Lo mismo que el turrón vuelve a casa por Navidad, Michael Myers se acerca a las pantallas a finales de octubre desde 1978. La jarana sangrienta se ha integrado en nuestras vidas a través de la animación con el humor que Max Fleischer pone en el gorila del
cortometraje Betty Boop: La fiesta de Halloween y el salvajismo de Rob Zombie. Su llegada se ha convertido en un ritual que debe cumplir con obligaciones sádicas aunque la fuerza decaiga con los años. Parece que ni David Gordon Green ni sus productores entienden la mentalidad cambiante del público. La nueva versión de un clásico con tufo mercantil es un conglomerado de degollinas aceleradas. La capacidad asesina del protagonista no se pone en entredicho pero es una bofetada chirriante a los argumentos audaces. Que el susodicho vuelva a su población de origen pone de relieve una falta imaginativa considerable en los guionistas.

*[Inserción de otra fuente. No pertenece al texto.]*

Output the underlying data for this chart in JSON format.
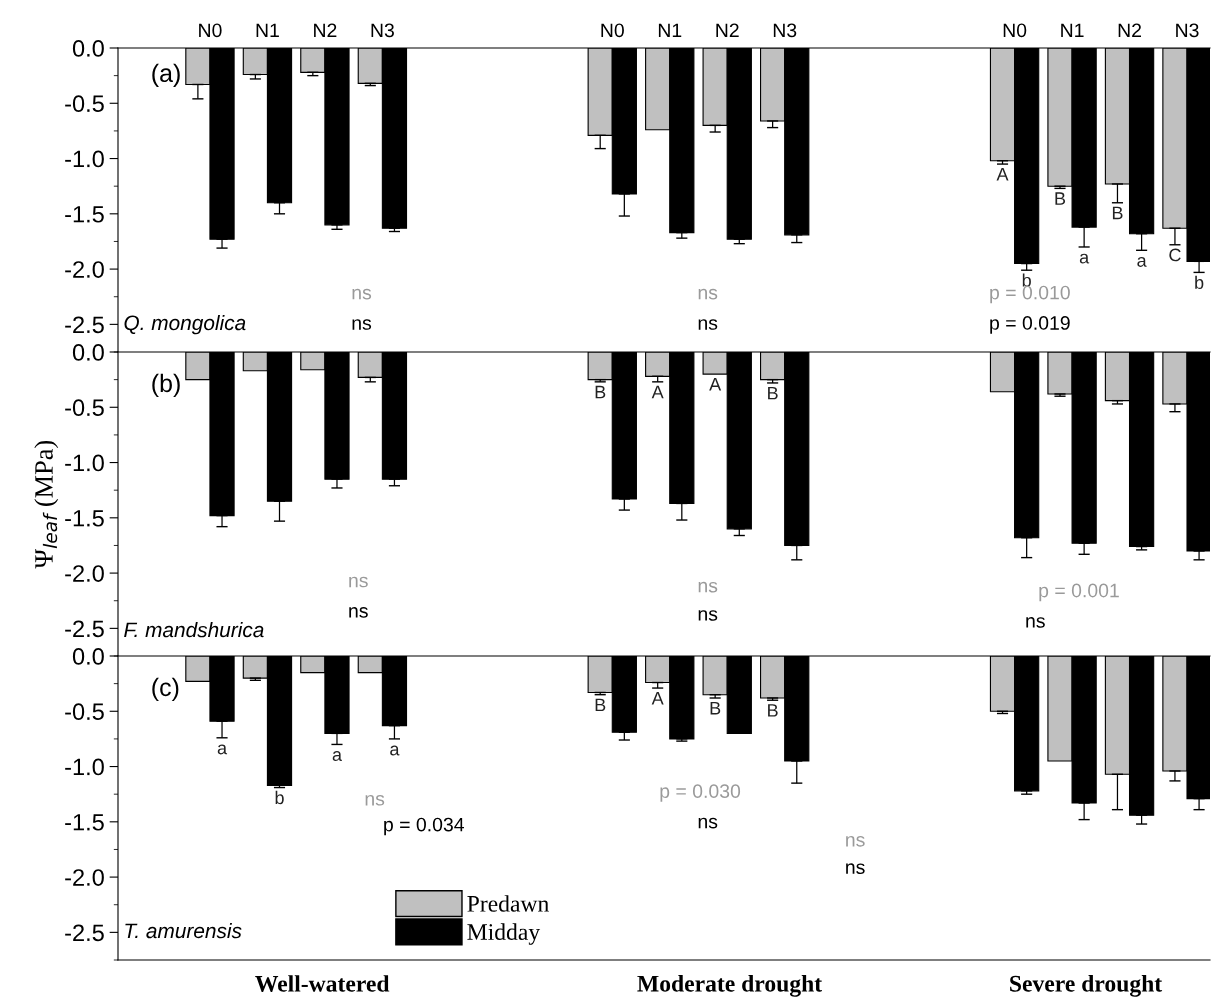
{
  "chart_data": [
    {
      "type": "bar",
      "categories": [
        "N0",
        "N1",
        "N2",
        "N3",
        null,
        null,
        null,
        "N0",
        "N1",
        "N2",
        "N3",
        null,
        null,
        null,
        "N0",
        "N1",
        "N2",
        "N3"
      ],
      "ylim": [
        -2.75,
        0
      ],
      "yticks": [
        {
          "value": 0,
          "label": "0.0"
        },
        {
          "value": -0.5,
          "label": "-0.5"
        },
        {
          "value": -1.0,
          "label": "-1.0"
        },
        {
          "value": -1.5,
          "label": "-1.5"
        },
        {
          "value": -2.0,
          "label": "-2.0"
        },
        {
          "value": -2.5,
          "label": "-2.5"
        }
      ],
      "series": [
        {
          "color": "#c0c0c0",
          "values": [
            -0.33,
            -0.24,
            -0.22,
            -0.32,
            null,
            null,
            null,
            -0.79,
            -0.74,
            -0.7,
            -0.66,
            null,
            null,
            null,
            -1.02,
            -1.25,
            -1.23,
            -1.63
          ],
          "errors": [
            [
              -0.46,
              -0.33
            ],
            [
              -0.28,
              -0.24
            ],
            [
              -0.25,
              -0.22
            ],
            [
              -0.34,
              -0.32
            ],
            null,
            null,
            null,
            [
              -0.91,
              -0.79
            ],
            null,
            [
              -0.76,
              -0.7
            ],
            [
              -0.72,
              -0.66
            ],
            null,
            null,
            null,
            [
              -1.05,
              -1.02
            ],
            [
              -1.27,
              -1.25
            ],
            [
              -1.4,
              -1.23
            ],
            [
              -1.78,
              -1.63
            ]
          ],
          "value_labels": [
            null,
            null,
            null,
            null,
            null,
            null,
            null,
            null,
            null,
            null,
            null,
            null,
            null,
            null,
            "A",
            "B",
            "B",
            "C"
          ]
        },
        {
          "color": "#000000",
          "values": [
            -1.73,
            -1.4,
            -1.6,
            -1.63,
            null,
            null,
            null,
            -1.32,
            -1.67,
            -1.73,
            -1.69,
            null,
            null,
            null,
            -1.95,
            -1.62,
            -1.68,
            -1.93
          ],
          "errors": [
            [
              -1.81,
              -1.73
            ],
            [
              -1.5,
              -1.4
            ],
            [
              -1.64,
              -1.6
            ],
            [
              -1.66,
              -1.63
            ],
            null,
            null,
            null,
            [
              -1.52,
              -1.32
            ],
            [
              -1.72,
              -1.67
            ],
            [
              -1.77,
              -1.73
            ],
            [
              -1.76,
              -1.69
            ],
            null,
            null,
            null,
            [
              -2.01,
              -1.95
            ],
            [
              -1.8,
              -1.62
            ],
            [
              -1.83,
              -1.68
            ],
            [
              -2.03,
              -1.93
            ]
          ],
          "value_labels": [
            null,
            null,
            null,
            null,
            null,
            null,
            null,
            null,
            null,
            null,
            null,
            null,
            null,
            null,
            "b",
            "a",
            "a",
            "b"
          ]
        }
      ],
      "annotations": [
        "(a)",
        "Q. mongolica",
        "ns",
        "ns",
        "ns",
        "ns",
        "p = 0.010",
        "p = 0.019"
      ]
    },
    {
      "type": "bar",
      "categories": [
        null,
        null,
        null,
        null,
        null,
        null,
        null,
        null,
        null,
        null,
        null,
        null,
        null,
        null,
        null,
        null,
        null,
        null
      ],
      "ylabel": "Ψ$_{leaf}$ (MPa)",
      "tick_labels": "y",
      "ylim": [
        -2.75,
        0
      ],
      "yticks": [
        {
          "value": 0,
          "label": "0.0"
        },
        {
          "value": -0.5,
          "label": "-0.5"
        },
        {
          "value": -1.0,
          "label": "-1.0"
        },
        {
          "value": -1.5,
          "label": "-1.5"
        },
        {
          "value": -2.0,
          "label": "-2.0"
        },
        {
          "value": -2.5,
          "label": "-2.5"
        }
      ],
      "series": [
        {
          "color": "#c0c0c0",
          "values": [
            -0.25,
            -0.17,
            -0.16,
            -0.23,
            null,
            null,
            null,
            -0.25,
            -0.22,
            -0.2,
            -0.25,
            null,
            null,
            null,
            -0.36,
            -0.38,
            -0.44,
            -0.47
          ],
          "errors": [
            null,
            null,
            null,
            [
              -0.27,
              -0.23
            ],
            null,
            null,
            null,
            [
              -0.27,
              -0.25
            ],
            [
              -0.27,
              -0.22
            ],
            null,
            [
              -0.28,
              -0.25
            ],
            null,
            null,
            null,
            null,
            [
              -0.4,
              -0.38
            ],
            [
              -0.47,
              -0.44
            ],
            [
              -0.54,
              -0.47
            ]
          ],
          "value_labels": [
            null,
            null,
            null,
            null,
            null,
            null,
            null,
            "B",
            "A",
            "A",
            "B",
            null,
            null,
            null,
            null,
            null,
            null,
            null
          ]
        },
        {
          "color": "#000000",
          "values": [
            -1.48,
            -1.35,
            -1.15,
            -1.15,
            null,
            null,
            null,
            -1.33,
            -1.37,
            -1.6,
            -1.75,
            null,
            null,
            null,
            -1.68,
            -1.73,
            -1.76,
            -1.8
          ],
          "errors": [
            [
              -1.58,
              -1.48
            ],
            [
              -1.53,
              -1.35
            ],
            [
              -1.23,
              -1.15
            ],
            [
              -1.21,
              -1.15
            ],
            null,
            null,
            null,
            [
              -1.43,
              -1.33
            ],
            [
              -1.52,
              -1.37
            ],
            [
              -1.66,
              -1.6
            ],
            [
              -1.88,
              -1.75
            ],
            null,
            null,
            null,
            [
              -1.86,
              -1.68
            ],
            [
              -1.83,
              -1.73
            ],
            [
              -1.79,
              -1.76
            ],
            [
              -1.88,
              -1.8
            ]
          ]
        }
      ],
      "annotations": [
        "(b)",
        "F. mandshurica",
        "ns",
        "ns",
        "ns",
        "ns",
        "p = 0.001",
        "ns"
      ]
    },
    {
      "type": "bar",
      "categories": [
        null,
        null,
        null,
        null,
        null,
        null,
        null,
        null,
        null,
        null,
        null,
        null,
        null,
        null,
        null,
        null,
        null,
        null
      ],
      "tick_labels": "y",
      "legend": "bottom left",
      "ylim": [
        -2.75,
        0
      ],
      "yticks": [
        {
          "value": 0,
          "label": "0.0"
        },
        {
          "value": -0.5,
          "label": "-0.5"
        },
        {
          "value": -1.0,
          "label": "-1.0"
        },
        {
          "value": -1.5,
          "label": "-1.5"
        },
        {
          "value": -2.0,
          "label": "-2.0"
        },
        {
          "value": -2.5,
          "label": "-2.5"
        }
      ],
      "series": [
        {
          "name": "Predawn",
          "color": "#c0c0c0",
          "values": [
            -0.23,
            -0.2,
            -0.15,
            -0.15,
            null,
            null,
            null,
            -0.33,
            -0.24,
            -0.35,
            -0.38,
            null,
            null,
            null,
            -0.5,
            -0.95,
            -1.07,
            -1.04
          ],
          "errors": [
            null,
            [
              -0.22,
              -0.2
            ],
            null,
            null,
            null,
            null,
            null,
            [
              -0.35,
              -0.33
            ],
            [
              -0.29,
              -0.24
            ],
            [
              -0.38,
              -0.35
            ],
            [
              -0.4,
              -0.38
            ],
            null,
            null,
            null,
            [
              -0.52,
              -0.5
            ],
            null,
            [
              -1.39,
              -1.07
            ],
            [
              -1.13,
              -1.04
            ]
          ],
          "value_labels": [
            null,
            null,
            null,
            null,
            null,
            null,
            null,
            "B",
            "A",
            "B",
            "B",
            null,
            null,
            null,
            null,
            null,
            null,
            null
          ]
        },
        {
          "name": "Midday",
          "color": "#000000",
          "values": [
            -0.59,
            -1.17,
            -0.7,
            -0.63,
            null,
            null,
            null,
            -0.69,
            -0.75,
            -0.7,
            -0.95,
            null,
            null,
            null,
            -1.22,
            -1.33,
            -1.44,
            -1.29
          ],
          "errors": [
            [
              -0.74,
              -0.59
            ],
            [
              -1.19,
              -1.17
            ],
            [
              -0.8,
              -0.7
            ],
            [
              -0.75,
              -0.63
            ],
            null,
            null,
            null,
            [
              -0.76,
              -0.69
            ],
            [
              -0.77,
              -0.75
            ],
            null,
            [
              -1.15,
              -0.95
            ],
            null,
            null,
            null,
            [
              -1.25,
              -1.22
            ],
            [
              -1.48,
              -1.33
            ],
            [
              -1.52,
              -1.44
            ],
            [
              -1.39,
              -1.29
            ]
          ],
          "value_labels": [
            "a",
            "b",
            "a",
            "a",
            null,
            null,
            null,
            null,
            null,
            null,
            null,
            null,
            null,
            null,
            null,
            null,
            null,
            null
          ]
        }
      ],
      "annotations": [
        "(c)",
        "T. amurensis",
        "ns",
        "p = 0.034",
        "p = 0.030",
        "ns",
        "ns",
        "ns",
        "Well-watered",
        "Moderate drought",
        "Severe drought"
      ]
    }
  ]
}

Si por lo menos lo hiciera a ritmo de
Lamont Dozier, bailando
Going back to my roots, la cosa daría cabida para la risa sensata. Incluso las atrocidades posteriores serían aceptadas con susto y emoción. El retorno a sus orígenes aparece en las primeras imágenes, sacadas del recuerdo, con envejecimiento y nostalgia honrosos. Este retroceso en el tiempo recupera nombres emblemáticos como el doctor Samuel 'Sam' Loomis que defiende Donald Pleasence, bajo la dirección de John Carpenter, o al joven Frank Hawkins, interpretado por Thomas Mann. Los dos forman parte de un elenco creíble sin necesidad de apoyarse en la amputación salvaje. El caminar oscuro de Myers se vuelve invisible. La preponderancia de la finalidad sospechada en sus apariciones instantáneas se impone a la evolución del monstruo humano para alcanzar a la presa. Esa mirada cubierta por una máscara tan fría como familiar es hipnótica, da carácter a un personaje de museo que, año tras año, mentes retorcidas desempolvan.